Jakarta, Sultrademo.co – Komisi Pemberantasan Korupsi (KPK) tegaskan penggeledahan rumah tersangka kasus suap yang menyeret nama Harun Masiku, Hasto Kristyanto, yang berada di Bekasi, Jawa Barat, bukan merupakan pengalihan isu karena penyidik memiliki penilaian khusus.
“Jadi penyidiklah yang memiliki penilaian, khususnya penggeledahan kapan bisa dilakukan, dimana tempat-tempatnya,” kata juru bicara KPK, Tessa Mahardika, di gedung Merah Putih KPK, Jakarta Selatan pada Selasa (07/01/25), dilansir dari news.detik.com
Terkait terlambat dan tidaknya penggeledahan tersebut, Tessa Mahardika publik untuk beropini.
“Masalah penilaian itu terlambat atau tidak, kami tidak bisa melarang pihak luar untuk berpikiran seperti itu ataupun pihak pihak yang merasa kegiatan ini adalah pengalihan isu. mari kita biarkan itu berada di ruang publik,” kata Tessa.
“KPK dalam hal ini penyidik, tetap menjalankan tindakan secara profesional, prosedural, dan proporsional,” imbuhnya.
KPK melakukan penggeledahan tekait kasus dugaan suap dan perintangan penyidikan dengan tersangka Sekjen PDIP Hasto Kristiyanto.
“Betul, adan kegiatan geledah oleh Satgas Penyidikan,” kata Ketua KPK Setyo Budiyanto saat dimintai konfirmasi oleh news.detik.com pada Selasa (07/01).
Jubir KPK Tessa Mahardhika juga membenarkan penggeledahan itu.
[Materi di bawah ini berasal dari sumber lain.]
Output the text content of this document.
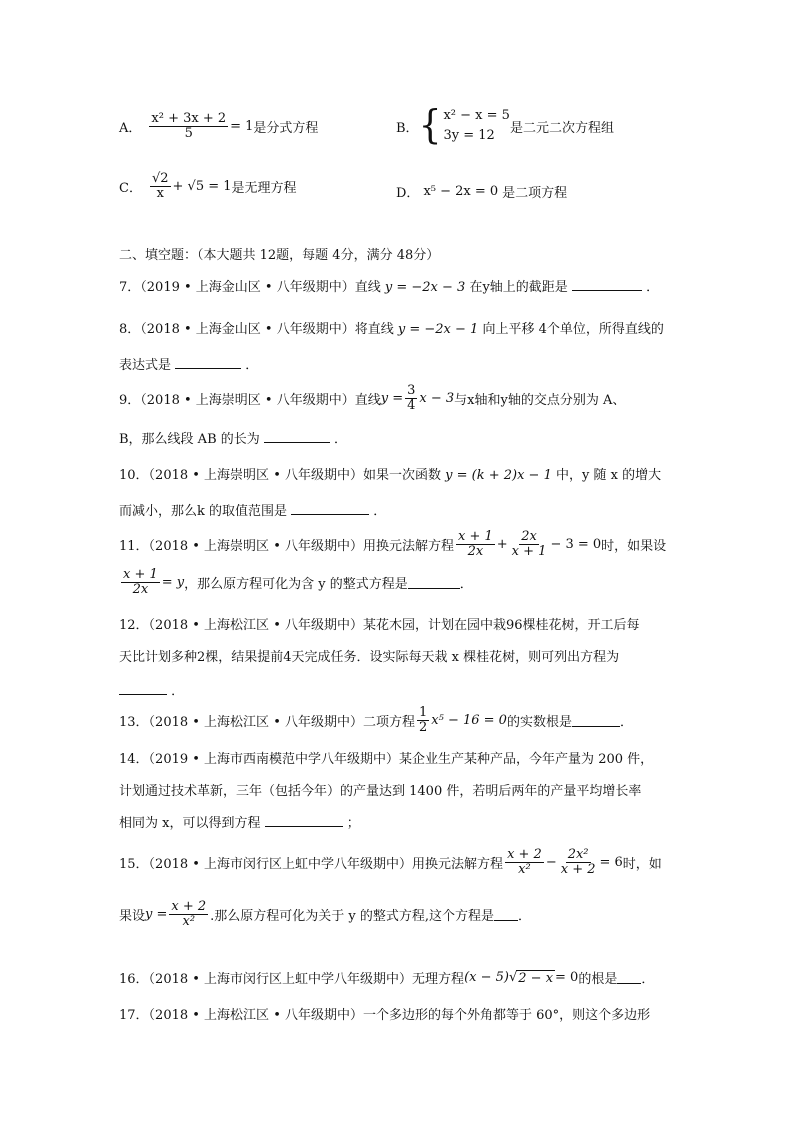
A． $\frac{\text{x² + 3x + 2}}{5} = 1$ 是分式方程	B． { x² − x = 5
3y = 12	是二元二次方程组
C． $\frac{√2}{x} + √5 = 1$ 是无理方程	D． x⁵ − 2x = 0 是二项方程
二、填空题：（本大题共 12题，每题 4分，满分 48分）
7．（2019 • 上海金山区 • 八年级期中）直线 y = −2x − 3 在y轴上的截距是	．
8．（2018 • 上海金山区 • 八年级期中）将直线 y = −2x − 1 向上平移 4个单位，所得直线的
表达式是	．
9．（2018 • 上海崇明区 • 八年级期中）直线 $y = \frac{3}{4}$ x − 3 与x轴和y轴的交点分别为 A、
B，那么线段 AB 的长为	．
10．（2018 • 上海崇明区 • 八年级期中）如果一次函数 y = (k + 2)x − 1 中，y 随 x 的增大
而减小，那么k 的取值范围是	．
11．（2018 • 上海崇明区 • 八年级期中）用换元法解方程 $\frac{x + 1}{2x} + \frac{2x}{x + 1} - 3 = 0$ 时，如果设
$\frac{x + 1}{2x} = y$ ，那么原方程可化为含 y 的整式方程是	．
12．（2018 • 上海松江区 • 八年级期中）某花木园，计划在园中栽96棵桂花树，开工后每
天比计划多种2棵，结果提前4天完成任务．设实际每天栽 x 棵桂花树，则可列出方程为
．
13．（2018 • 上海松江区 • 八年级期中）二项方程 $\frac{1}{2} x^5 - 16 = 0$ 的实数根是	．
14．（2019 • 上海市西南模范中学八年级期中）某企业生产某种产品，今年产量为 200 件，
计划通过技术革新，三年（包括今年）的产量达到 1400 件，若明后两年的产量平均增长率
相同为 x，可以得到方程	；
15．（2018 • 上海市闵行区上虹中学八年级期中）用换元法解方程 $\frac{x + 2}{\text{x²}} - \frac{\text{2x²}}{x + 2} = 6$ 时，如
果设 $y = \frac{x + 2}{\text{x²}}$ .那么原方程可化为关于 y 的整式方程,这个方程是 ．
16．（2018 • 上海市闵行区上虹中学八年级期中）无理方程 (x − 5) √ 2 − x = 0 的根是 ．
17．（2018 • 上海松江区 • 八年级期中）一个多边形的每个外角都等于 60°，则这个多边形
Dia belum menjelaskan apa saja yang ditemukan dalam penggeledahan itu.
“Betul saat ini sedang ada giat penggeledahan yang dilakukan oleh penyidik untuk perkara dengan Tersangka HK (Hasto Kristiyanto). Untuk perkembangan lebih lanjut, akan disampaikan bila kegiatan sudah selesai,” ujar Tessa.